Of course, when using NamiColor, we are not targeting a total simulation of a contact print workflow. But we still can benefit from the idea of scanning density rather than a simple "RGB dye shot" which is calibrated to the target of a standard human observer looking at a back-illuminated camera negative.
So, a better input transform result for a negative scan would be, in my point of view, a approximation of a standard Status M densitometer, or a SMPTE RP 180 densitometer.
To accomplish this, we could do a calibration (if we are scanning using a camera setup) by measuring the spectral power distribution of the backlight, then measuring the spectral sensitivity of a digital camera.

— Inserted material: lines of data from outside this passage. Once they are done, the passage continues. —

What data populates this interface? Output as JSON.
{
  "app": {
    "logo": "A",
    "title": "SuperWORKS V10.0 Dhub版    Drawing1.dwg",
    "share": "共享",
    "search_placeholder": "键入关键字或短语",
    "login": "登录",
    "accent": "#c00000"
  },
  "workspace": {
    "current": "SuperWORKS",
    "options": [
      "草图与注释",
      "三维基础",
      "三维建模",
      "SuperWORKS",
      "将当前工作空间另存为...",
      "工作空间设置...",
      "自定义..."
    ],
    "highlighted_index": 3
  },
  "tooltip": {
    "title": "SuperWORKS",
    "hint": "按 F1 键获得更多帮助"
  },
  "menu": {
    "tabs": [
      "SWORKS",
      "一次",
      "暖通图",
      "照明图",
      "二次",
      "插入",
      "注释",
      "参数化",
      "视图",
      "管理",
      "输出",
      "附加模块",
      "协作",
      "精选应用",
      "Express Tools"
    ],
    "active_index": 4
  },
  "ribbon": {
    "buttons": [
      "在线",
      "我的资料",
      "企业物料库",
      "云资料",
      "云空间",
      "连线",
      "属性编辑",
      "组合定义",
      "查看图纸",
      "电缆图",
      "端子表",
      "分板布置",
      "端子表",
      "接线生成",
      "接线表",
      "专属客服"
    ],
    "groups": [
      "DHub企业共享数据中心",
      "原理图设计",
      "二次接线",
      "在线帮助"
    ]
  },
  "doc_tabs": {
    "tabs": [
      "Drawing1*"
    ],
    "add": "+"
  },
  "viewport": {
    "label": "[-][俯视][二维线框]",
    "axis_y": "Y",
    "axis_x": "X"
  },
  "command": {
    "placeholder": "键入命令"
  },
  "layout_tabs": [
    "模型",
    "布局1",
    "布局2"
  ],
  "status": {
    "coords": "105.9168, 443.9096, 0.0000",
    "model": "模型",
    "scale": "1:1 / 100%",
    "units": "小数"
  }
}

And then we can calculate a transform matrix which will transform the native RGB camera image into a Status M/RP 180 density image, using a least square root optimization method.
And for off-the-shelf scanners, we could do a spectral sensitivity prediction using a IT-8 target strip. And then do the same calibration process.
I believe this can produce a much more pleasing result than the current input color space transform method. But the implementation of the DCTL itself requires little change. We are just adding some more 3x3 matrice.
Maybe we could try this out on a sample setup and see what result we can get.